The too-muchness of Viva Las Vengeance may have been justifiable if the story-telling was compelling, but instead, Urie persistently reduces compelling ideas down to their crudest forms. “Local God” – seemingly a tribute to former bandmate Ryan Ross – quickly descends into mindless repetitions of the titular phrase, while a deeply clumsy reference to self-harm pops up on “Something About Maggie.” Nowhere is the catastrophic drop in lyrical quality illustrated more clearly than on “Sad Clown” – a song every bit as cloying as its title suggests. “I thought that I had friends, I thought I even liked them // But now I’m thinking maybe not so much,” Urie sings without a hint of irony. There’s such a stark, unforgiving contrast between this and the quality of songwriting provided on Panic’s best songs, like 2008’s “That Green Gentleman.”

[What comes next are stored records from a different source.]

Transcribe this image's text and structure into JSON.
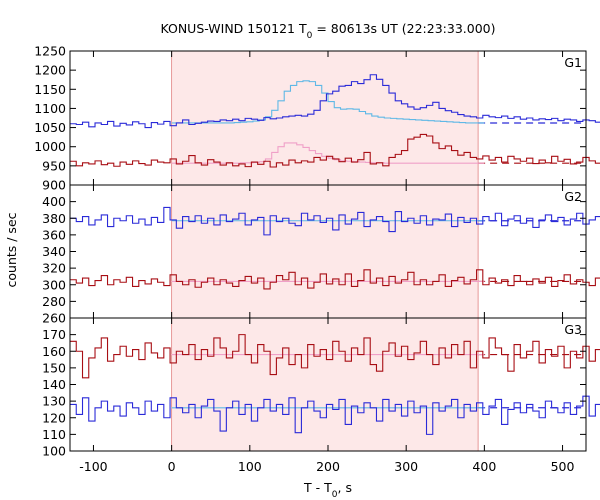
{
  "chart_data": {
    "type": "line",
    "title_main": "KONUS-WIND 150121 T",
    "title_sub": "0",
    "title_rest": " = 80613s UT (22:23:33.000)",
    "xlabel_main": "T - T",
    "xlabel_sub": "0",
    "xlabel_rest": ", s",
    "ylabel": "counts / sec",
    "xlim": [
      -130,
      530
    ],
    "x_ticks": [
      -100,
      0,
      100,
      200,
      300,
      400,
      500
    ],
    "x_tick_labels": [
      "-100",
      "0",
      "100",
      "200",
      "300",
      "400",
      "500"
    ],
    "highlight_interval": [
      0,
      392
    ],
    "highlight_color": "#fde8e8",
    "bin_width_s": 8,
    "data_x_range": [
      -130,
      392
    ],
    "colors": {
      "blue": "#2a2ad8",
      "red": "#a80e14",
      "blue_fit": "#5fb8e6",
      "red_fit": "#f0a0c8"
    },
    "panels": [
      {
        "label": "G1",
        "ylim": [
          900,
          1250
        ],
        "y_ticks": [
          900,
          950,
          1000,
          1050,
          1100,
          1150,
          1200,
          1250
        ],
        "y_tick_labels": [
          "900",
          "950",
          "1000",
          "1050",
          "1100",
          "1150",
          "1200",
          "1250"
        ],
        "series": [
          {
            "color": "blue",
            "background_level": 1062,
            "start_x": -130,
            "values": [
              1060,
              1058,
              1064,
              1052,
              1062,
              1058,
              1066,
              1054,
              1061,
              1057,
              1065,
              1060,
              1050,
              1063,
              1059,
              1066,
              1055,
              1062,
              1070,
              1058,
              1061,
              1064,
              1067,
              1066,
              1070,
              1068,
              1072,
              1068,
              1074,
              1072,
              1069,
              1076,
              1073,
              1075,
              1078,
              1080,
              1082,
              1080,
              1085,
              1095,
              1120,
              1138,
              1145,
              1158,
              1160,
              1170,
              1165,
              1175,
              1188,
              1176,
              1160,
              1140,
              1120,
              1112,
              1104,
              1098,
              1102,
              1108,
              1116,
              1100,
              1094,
              1090,
              1084,
              1080,
              1078,
              1075,
              1082,
              1078,
              1076,
              1080,
              1074,
              1078,
              1072,
              1075,
              1070,
              1073,
              1071,
              1074,
              1068,
              1072,
              1070,
              1066,
              1070,
              1068,
              1064,
              1069,
              1062,
              1066,
              1060,
              1064,
              1058,
              1062,
              1040
            ],
            "fit_from_x": 0,
            "fit": [
              1062,
              1062,
              1062,
              1062,
              1062,
              1062,
              1062,
              1062,
              1062,
              1062,
              1063,
              1064,
              1065,
              1067,
              1070,
              1078,
              1095,
              1120,
              1145,
              1160,
              1170,
              1172,
              1170,
              1160,
              1140,
              1118,
              1102,
              1098,
              1099,
              1098,
              1092,
              1086,
              1080,
              1077,
              1075,
              1074,
              1073,
              1072,
              1071,
              1070,
              1069,
              1068,
              1067,
              1066,
              1065,
              1064,
              1063,
              1062,
              1062,
              1062
            ]
          },
          {
            "color": "red",
            "background_level": 957,
            "start_x": -130,
            "values": [
              962,
              950,
              958,
              955,
              963,
              953,
              957,
              949,
              960,
              954,
              963,
              956,
              952,
              965,
              960,
              958,
              968,
              955,
              962,
              977,
              958,
              952,
              966,
              960,
              952,
              958,
              950,
              955,
              948,
              960,
              954,
              962,
              947,
              958,
              952,
              965,
              958,
              963,
              960,
              972,
              965,
              975,
              968,
              961,
              970,
              960,
              966,
              985,
              955,
              958,
              950,
              972,
              980,
              990,
              1020,
              1025,
              1032,
              1028,
              1010,
              995,
              1002,
              990,
              978,
              985,
              972,
              968,
              976,
              965,
              972,
              960,
              975,
              968,
              962,
              970,
              956,
              965,
              958,
              975,
              962,
              967,
              955,
              960,
              972,
              963,
              957,
              966,
              960,
              955,
              970,
              952,
              958,
              944,
              946
            ],
            "fit_from_x": 0,
            "fit": [
              957,
              957,
              957,
              957,
              957,
              957,
              957,
              957,
              957,
              957,
              957,
              958,
              958,
              959,
              961,
              968,
              985,
              1000,
              1010,
              1010,
              1005,
              998,
              990,
              982,
              975,
              970,
              966,
              963,
              962,
              961,
              960,
              959,
              958,
              958,
              957,
              957,
              957,
              957,
              957,
              957,
              957,
              957,
              957,
              957,
              957,
              957,
              957,
              957,
              957,
              957
            ]
          }
        ]
      },
      {
        "label": "G2",
        "ylim": [
          260,
          420
        ],
        "y_ticks": [
          260,
          280,
          300,
          320,
          340,
          360,
          380,
          400
        ],
        "y_tick_labels": [
          "260",
          "280",
          "300",
          "320",
          "340",
          "360",
          "380",
          "400"
        ],
        "series": [
          {
            "color": "blue",
            "background_level": 377,
            "start_x": -130,
            "values": [
              380,
              376,
              382,
              372,
              378,
              384,
              370,
              380,
              377,
              383,
              374,
              379,
              372,
              381,
              375,
              393,
              378,
              368,
              382,
              376,
              383,
              374,
              380,
              372,
              384,
              376,
              379,
              386,
              372,
              378,
              381,
              360,
              383,
              376,
              380,
              374,
              371,
              386,
              378,
              383,
              375,
              380,
              366,
              384,
              373,
              379,
              387,
              370,
              378,
              382,
              376,
              364,
              388,
              376,
              380,
              374,
              383,
              372,
              379,
              378,
              385,
              370,
              381,
              375,
              380,
              373,
              382,
              377,
              386,
              371,
              379,
              383,
              374,
              380,
              369,
              378,
              384,
              376,
              381,
              372,
              379,
              386,
              373,
              378,
              382,
              370,
              380,
              377,
              383,
              374,
              379,
              376,
              362
            ],
            "fit_from_x": 0,
            "fit": [
              377,
              377,
              377,
              377,
              377,
              377,
              377,
              377,
              377,
              377,
              377,
              377,
              377,
              377,
              377,
              377,
              377,
              377,
              377,
              377,
              377,
              377,
              377,
              377,
              377,
              377,
              377,
              377,
              377,
              377,
              377,
              377,
              377,
              377,
              377,
              377,
              377,
              377,
              377,
              377,
              377,
              377,
              377,
              377,
              377,
              377,
              377,
              377,
              377,
              377
            ]
          },
          {
            "color": "red",
            "background_level": 304,
            "start_x": -130,
            "values": [
              306,
              302,
              308,
              299,
              305,
              311,
              300,
              306,
              303,
              309,
              298,
              305,
              301,
              307,
              303,
              299,
              312,
              304,
              300,
              306,
              297,
              303,
              308,
              300,
              306,
              302,
              298,
              305,
              310,
              302,
              308,
              295,
              303,
              311,
              306,
              315,
              300,
              308,
              296,
              303,
              313,
              301,
              307,
              300,
              313,
              298,
              305,
              318,
              302,
              308,
              299,
              310,
              302,
              306,
              315,
              300,
              306,
              300,
              304,
              312,
              298,
              305,
              309,
              301,
              306,
              318,
              300,
              308,
              302,
              306,
              299,
              311,
              304,
              300,
              307,
              302,
              309,
              298,
              305,
              312,
              301,
              306,
              303,
              299,
              308,
              302,
              306,
              300,
              310,
              304,
              301,
              308,
              305
            ],
            "fit_from_x": 0,
            "fit": [
              304,
              304,
              304,
              304,
              304,
              304,
              304,
              304,
              304,
              304,
              304,
              304,
              304,
              304,
              304,
              304,
              304,
              304,
              304,
              304,
              304,
              304,
              304,
              304,
              304,
              304,
              304,
              304,
              304,
              304,
              304,
              304,
              304,
              304,
              304,
              304,
              304,
              304,
              304,
              304,
              304,
              304,
              304,
              304,
              304,
              304,
              304,
              304,
              304,
              304
            ]
          }
        ]
      },
      {
        "label": "G3",
        "ylim": [
          100,
          180
        ],
        "y_ticks": [
          100,
          110,
          120,
          130,
          140,
          150,
          160,
          170
        ],
        "y_tick_labels": [
          "100",
          "110",
          "120",
          "130",
          "140",
          "150",
          "160",
          "170"
        ],
        "series": [
          {
            "color": "red",
            "background_level": 158,
            "start_x": -130,
            "values": [
              166,
              160,
              144,
              156,
              162,
              168,
              154,
              158,
              163,
              157,
              161,
              155,
              165,
              159,
              156,
              162,
              153,
              160,
              158,
              164,
              155,
              161,
              157,
              168,
              162,
              156,
              160,
              170,
              158,
              153,
              164,
              160,
              146,
              156,
              162,
              152,
              158,
              150,
              164,
              157,
              161,
              155,
              166,
              160,
              154,
              162,
              158,
              168,
              152,
              148,
              160,
              165,
              157,
              163,
              155,
              159,
              166,
              158,
              152,
              162,
              156,
              164,
              158,
              166,
              150,
              160,
              156,
              168,
              162,
              158,
              148,
              164,
              156,
              160,
              166,
              153,
              161,
              157,
              163,
              150,
              160,
              156,
              163,
              154,
              161,
              158,
              165,
              152,
              160,
              157,
              163,
              155,
              167
            ],
            "fit_from_x": 0,
            "fit": [
              158,
              158,
              158,
              158,
              158,
              158,
              158,
              158,
              158,
              158,
              158,
              158,
              158,
              158,
              158,
              158,
              158,
              158,
              158,
              158,
              158,
              158,
              158,
              158,
              158,
              158,
              158,
              158,
              158,
              158,
              158,
              158,
              158,
              158,
              158,
              158,
              158,
              158,
              158,
              158,
              158,
              158,
              158,
              158,
              158,
              158,
              158,
              158,
              158,
              158
            ]
          },
          {
            "color": "blue",
            "background_level": 126,
            "start_x": -130,
            "values": [
              128,
              122,
              132,
              118,
              126,
              130,
              124,
              127,
              121,
              129,
              126,
              122,
              130,
              124,
              128,
              120,
              132,
              126,
              123,
              128,
              120,
              127,
              131,
              124,
              112,
              126,
              130,
              122,
              128,
              118,
              126,
              131,
              124,
              128,
              122,
              132,
              111,
              126,
              130,
              124,
              120,
              128,
              125,
              131,
              116,
              127,
              123,
              129,
              126,
              118,
              131,
              124,
              128,
              121,
              130,
              123,
              127,
              110,
              129,
              124,
              127,
              131,
              120,
              128,
              124,
              129,
              122,
              127,
              131,
              116,
              125,
              129,
              123,
              128,
              124,
              120,
              130,
              126,
              123,
              129,
              122,
              127,
              133,
              121,
              128,
              124,
              130,
              123,
              127,
              120,
              129,
              125,
              119
            ],
            "fit_from_x": 0,
            "fit": [
              126,
              126,
              126,
              126,
              126,
              126,
              126,
              126,
              126,
              126,
              126,
              126,
              126,
              126,
              126,
              126,
              126,
              126,
              126,
              126,
              126,
              126,
              126,
              126,
              126,
              126,
              126,
              126,
              126,
              126,
              126,
              126,
              126,
              126,
              126,
              126,
              126,
              126,
              126,
              126,
              126,
              126,
              126,
              126,
              126,
              126,
              126,
              126,
              126,
              126
            ]
          }
        ]
      }
    ]
  }
}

With an album like Viva Las Vengeance – one that isn’t just a mess, but is such a loud and unsubtle mess – there’s a tendency, perhaps born out of pity, to search the wreckage for redeeming qualities. Look close enough, and they’re there… sort of. Though overblown, “Don’t Let The Light Go Out” represents one of the few moments where heartbreak is convincingly portrayed. In what is surely the album’s most incisive moment, Urie cries “You’re the only one that knows how to operate // My heavy machinery.” It works because it’s one of the LP’s only self-aware moments – where Urie recognizes and leans into his own awkwardness.

“Star Spangled Banner,” meanwhile, channels classic rock charm a la Springsteen, as Urie attempts to create an anthem for a misunderstood and struggling generation. It includes a very-unearned claim that Panic! is the “new Dead Kennedys” and is cliched and heavy-handed to such an extent that it may be a deal breaker for many (“ln the land of the brave // Home of the freaks!”). But hasn’t there always been this tendency in Panic’s music – after all, their breakout hit’s refrain was “haven’t you people ever heard of // Closing a goddamn door?!”

In fleeting moments across Viva Las Vengeance, one can feel themselves succumbing to Urie’s enthusiasm and to the nostalgic charm of the backwards-looking music. But, it’s never long until a lyric emerges that is so clunky – or a vocal that is so excruciating – that one can no longer look past the album’s flaws. In these moments, there’s no hiding from the truth of Panic’s terrific decline in artistic quality.